OpenAI has unveiled GPT-5.4-Cyber, a new AI model that may be willing to accept seemingly malicious prompts in the name of cybersecurity. Fortunately, the ChatGPT developer won’t let just anyone play with its less restrictive, more freewheeling AI.
Is Anthropic’s Claude Mythos a big stunt, or a real security threat? What the experts say.
Announced via a blog post on Tuesday, GPT-5.4-Cyber is a variant of OpenAI’s publicly available GPT-5.4 large language model. According to OpenAI, its frontier AI models such as GPT-5.4 have safeguards against clearly malicious use, making them refuse harmful user requests such as stealing credentials or finding vulnerabilities in code. In contrast, the company’s new GPT-5.4-Cyber model is trained to be more lenient, and potentially accept these prompts instead.
Describing GPT-5.4-Cyber as “cyber-permissive,” OpenAI states that this change is to allow the AI to be used for defensive cybersecurity measures, such as helping researchers find vulnerabilities to be addressed.
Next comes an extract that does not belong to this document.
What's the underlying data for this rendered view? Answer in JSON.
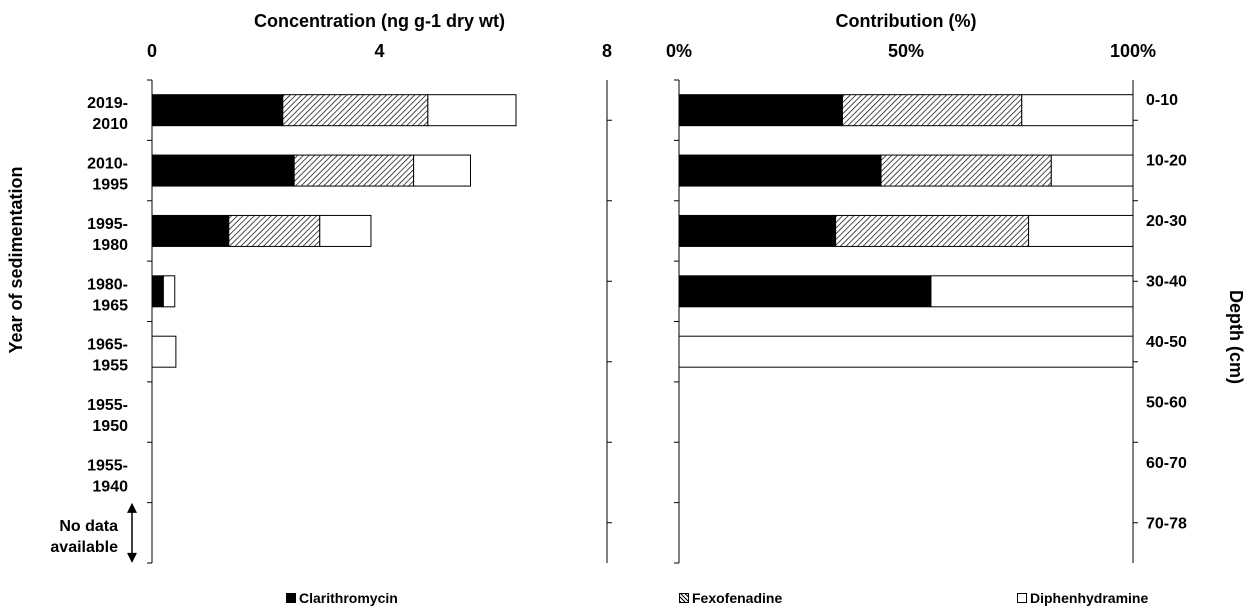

“We want to empower defenders by giving broad access to frontier capabilities, including models which have been tailor-made for cybersecurity,” wrote OpenAI. “This is a version of GPT‑5.4 which lowers the refusal boundary for legitimate cybersecurity work and enables new capabilities for advanced defensive workflows.”
Given the potential danger posed by GPT-5.4-Cyber’s lowered safeguards, not everyone will be able to immediately dive in to push the AI’s arguably flexible ethical limits even further. OpenAI states that it is starting with “limited, iterative deployment to vetted security vendors, organizations, and researchers.” As such, only members of its Trusted Access for Cyber (TAC) program will be given access to GPT-5.4-Cyber at present, and only those at its highest tiers.
Mashable Light Speed
Introduced in February, TAC is a network of users who have been through OpenAI’s automated identity verification process, including completing a government ID check. Once approved, users in OpenAI’s TAC program are allowed access to versions of its AI models with fewer safeguards, such as GPT‑5.4‑Cyber. OpenAI states that this is intended to enable cybersecurity research, education, and programming.
Not every TAC-approved user will immediately get their hands on GPT-5.4-Cyber, however. OpenAI states that users who aren’t already part of TAC’s higher tiers may request access to it, which will require going through further authentication to verify themselves as “legitimate cyber defenders.”
GPT-5.4-Cyber’s reveal comes just one week after OpenAI competitor Anthropic announced Project Glasswing. Like TAC, Project Glasswing is an initiative that restricts Anthropic’s cybersecurity-focused Claude Mythos Preview AI model to select approved organisations. Claiming that Claude Mythos Preview “has already found thousands of high-severity vulnerabilities,” Anthropic stated that Project Glasswing was an effort to ensure its AI model was used for solely defensive cybersecurity purposes.
“Given the rate of AI progress, it will not be long before such capabilities proliferate, potentially beyond actors who are committed to deploying them safely,” Anthropic wrote.
Disclosure: Ziff Davis, Mashable’s parent company, in April 2025 filed a lawsuit against OpenAI, alleging it infringed Ziff Davis copyrights in training and operating its AI systems.